Cette situation est encore plus sanglante pour les catégories dites « vulnérables ». Les femmes, les filles dès l’âge de cinq ans et les personnes lesbiennes, gays, bisexuelles, transgenres et inter sexes sont particulièrement exposées à la violence sexuelle, y compris le viol et l’esclavage sexuel, a rapporté le BINUH. L’atteinte à l’intégrité physique et morale est devenue la norme dans notre milieu social.
Sont enregistrés « en moyenne, 98 victimes de violences sexuelles par mois », entre janvier et mars 2022, dans l’agglomération de Port-au-Prince, principalement dans les zones contrôlées par les bandes organisées, comme Croix-des-Bouquets, Bel-Air, la Saline et Cité Soleil. « Les violences sexuelles en Haïti sont largement sous-déclarées en raison de la stigmatisation et de la peur des représailles », peut-on lire dans le document.

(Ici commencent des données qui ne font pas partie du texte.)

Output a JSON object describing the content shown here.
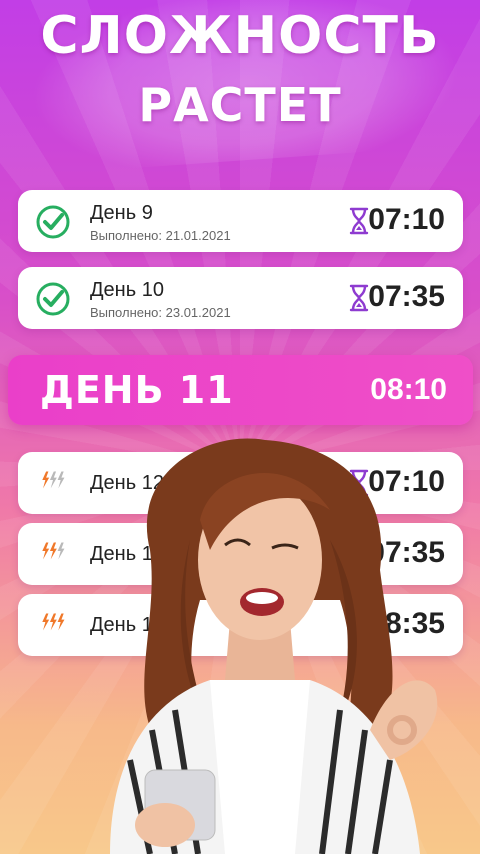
{
  "headline": {
    "line1": "СЛОЖНОСТЬ",
    "line2": "РАСТЕТ"
  },
  "completed_days": [
    {
      "title": "День 9",
      "status": "Выполнено: 21.01.2021",
      "time": "07:10"
    },
    {
      "title": "День 10",
      "status": "Выполнено: 23.01.2021",
      "time": "07:35"
    }
  ],
  "current_day": {
    "title": "ДЕНЬ 11",
    "time": "08:10"
  },
  "upcoming_days": [
    {
      "title": "День 12",
      "time": "07:10",
      "intensity": 1
    },
    {
      "title": "День 1",
      "time": "07:35",
      "intensity": 2
    },
    {
      "title": "День 1",
      "time": "08:35",
      "intensity": 3
    }
  ],
  "colors": {
    "accent": "#ea3fc9",
    "check": "#27ae60",
    "hourglass": "#8e3bd0",
    "bolt_active": "#f0782a",
    "bolt_inactive": "#b9b9b9"
  }
}
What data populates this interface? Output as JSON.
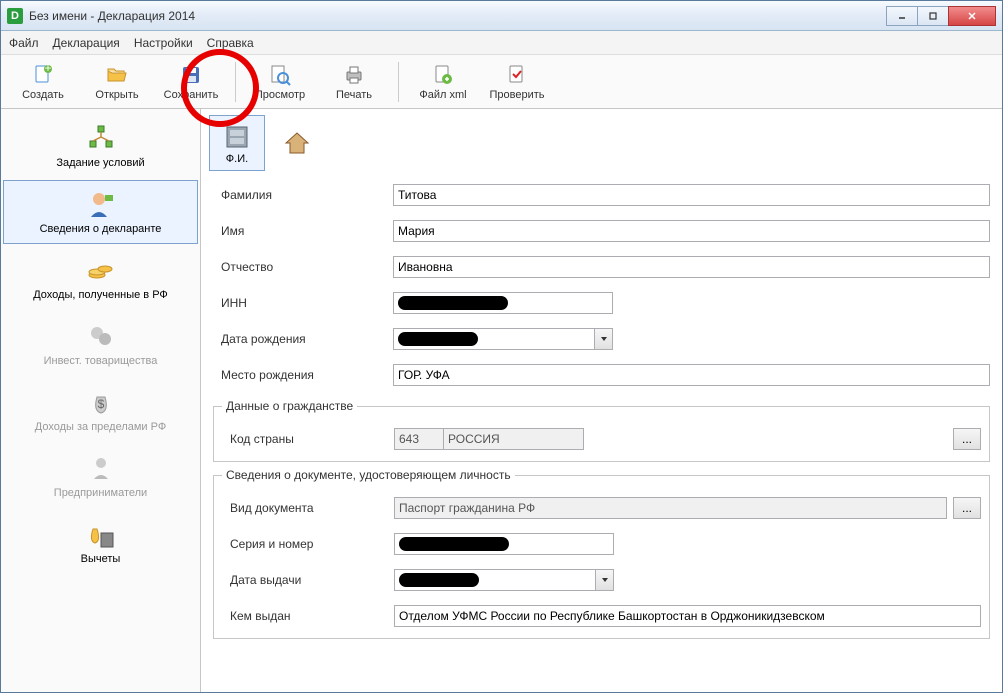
{
  "window": {
    "title": "Без имени - Декларация 2014"
  },
  "menu": {
    "file": "Файл",
    "declaration": "Декларация",
    "settings": "Настройки",
    "help": "Справка"
  },
  "toolbar": {
    "create": "Создать",
    "open": "Открыть",
    "save": "Сохранить",
    "preview": "Просмотр",
    "print": "Печать",
    "filexml": "Файл xml",
    "check": "Проверить"
  },
  "sidebar": {
    "items": [
      {
        "label": "Задание условий"
      },
      {
        "label": "Сведения о декларанте"
      },
      {
        "label": "Доходы, полученные в РФ"
      },
      {
        "label": "Инвест. товарищества"
      },
      {
        "label": "Доходы за пределами РФ"
      },
      {
        "label": "Предприниматели"
      },
      {
        "label": "Вычеты"
      }
    ]
  },
  "subtoolbar": {
    "fio": "Ф.И."
  },
  "form": {
    "labels": {
      "lastname": "Фамилия",
      "firstname": "Имя",
      "patronymic": "Отчество",
      "inn": "ИНН",
      "dob": "Дата рождения",
      "birthplace": "Место рождения",
      "citizenship_section": "Данные о гражданстве",
      "countrycode": "Код страны",
      "iddoc_section": "Сведения о документе, удостоверяющем личность",
      "doctype": "Вид документа",
      "serial": "Серия и номер",
      "issuedate": "Дата выдачи",
      "issuedby": "Кем выдан"
    },
    "values": {
      "lastname": "Титова",
      "firstname": "Мария",
      "patronymic": "Ивановна",
      "inn": "",
      "dob": "",
      "birthplace": "ГОР. УФА",
      "countrycode": "643",
      "countryname": "РОССИЯ",
      "doctype": "Паспорт гражданина РФ",
      "serial": "",
      "issuedate": "",
      "issuedby": "Отделом УФМС России по Республике Башкортостан в Орджоникидзевском"
    }
  },
  "ellipsis": "..."
}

Par ailleurs, des mesures auraient été prises dans le but de réduire la violence de proximité qui menace notamment les droits des femmes. Certaines activités ont repris dont celles financées par le Fonds pour la consolidation de la paix, le bâtiment du lycée national de la Saline, qui a rouvert ses portes en janvier après trois ans à l’initiative du ministre de l’Éducation et de la Formation professionnelle, a été partiellement rénové, permettant, à 1 173 élèves dont 670 filles, de reprendre leurs études.
Sur le plan professionnel, plusieurs projets ont vu le jour et ont créé 1 905 emplois temporaires, dont 690 pour des femmes, un groupe de 25 femmes a également commencé une formation. Face à contexte chaotique qui participe grandement à la destruction de l’avenir des filles et des femmes victimes de toute formes de violences, le Bureau Intégré des Nations Unies en Haïti demande aux autorités de prendre des mesures significatives pour que les auteurs de ces abus soient traduits en justice, ainsi que d’appuyer la fourniture de services médicaux et psychosociaux aux victimes afin de les aider à se remettre.